The amicus brief’s first section questions the involvement of the Solicitor General at all in this matter, noting that generally the Solicitor General submits amicus briefs to the Supreme Court in cases in which the United States has an interest. As the subpoeanas in Trump v. Vance are directed to third parties “on a matter that does not relate to the President’s duties to the country,” Finkelstein and Painter write, “this is not a case in which the United States could reasonably said to have an interest, much less a substantial interest.”

Next the authors explain why Article II does not provide absolute immunity to the president, tracing its history from the Framers’ intent through to more recent court decisions, including U.S. v. Nixon and Clinton v. Jones, “both of which stand for the precise opposite proposition than that which the Solicitor General is trying to argue here.” These two cases, write Finkelstein and Painter, “hold that a sitting president is not immune to judicial process.”

The amicus brief further argues that the Tenth Amendment protects the right of states to investigate and prosecute crimes within their jurisdiction and that it is inappropriate for the president to assert immunity with regard to state criminal law processes conducted against third parties.

“If the present assertion of absolute immunity is allowed to stand,” the authors write, “Trump’s entire corporate empire will be entitled to the expansive powers and immunities of the President.”
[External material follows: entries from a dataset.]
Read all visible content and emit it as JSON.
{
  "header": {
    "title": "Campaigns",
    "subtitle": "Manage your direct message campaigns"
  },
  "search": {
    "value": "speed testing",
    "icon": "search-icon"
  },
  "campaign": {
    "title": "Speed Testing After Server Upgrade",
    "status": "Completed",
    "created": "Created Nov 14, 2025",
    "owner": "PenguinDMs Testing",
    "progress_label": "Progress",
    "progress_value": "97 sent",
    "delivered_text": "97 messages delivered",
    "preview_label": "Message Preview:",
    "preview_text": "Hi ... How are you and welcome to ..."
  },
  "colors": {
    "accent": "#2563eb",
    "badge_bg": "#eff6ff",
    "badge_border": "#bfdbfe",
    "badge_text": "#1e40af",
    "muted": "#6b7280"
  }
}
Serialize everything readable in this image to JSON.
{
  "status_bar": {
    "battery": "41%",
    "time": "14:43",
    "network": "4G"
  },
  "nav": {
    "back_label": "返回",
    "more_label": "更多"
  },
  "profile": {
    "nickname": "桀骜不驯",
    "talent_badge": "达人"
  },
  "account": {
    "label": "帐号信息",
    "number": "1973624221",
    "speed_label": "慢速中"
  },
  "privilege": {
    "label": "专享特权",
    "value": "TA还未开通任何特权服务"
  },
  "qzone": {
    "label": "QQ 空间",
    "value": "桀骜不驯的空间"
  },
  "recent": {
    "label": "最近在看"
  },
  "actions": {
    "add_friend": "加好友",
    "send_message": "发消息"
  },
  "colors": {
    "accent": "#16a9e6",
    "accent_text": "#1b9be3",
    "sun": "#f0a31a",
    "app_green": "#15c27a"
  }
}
In the amicus brief’s final section, rebutting the claim that the investigation will impair the president’s performance of official duties, the authors turn to Justice Antonin Scalia’s remarks in oral argument in Clinton v. Jones: “… if and when a President has the intestinal fortitude to say, ‘I am absolutely too busy’ – so that he’ll never be seen playing golf for the rest of his Administration [laughter] – if and when that happens, we can resolve the problem. But really, the notion that he doesn’t have a minute to spare is just not credible.”

The authors note that the subpoenas here are directed to a third party, which, in turns, means that “[a]uthorizing his accountants to release his financial records in response to the subpoena will take less of the president’s personal time than a single round of golf.”

In mid-March, the Supreme Court postponed oral arguments in several cases, including Trump v. Vance, amidst the Coronavirus (COVID-19) pandemic, making a time schedule on an eventual decision unclear.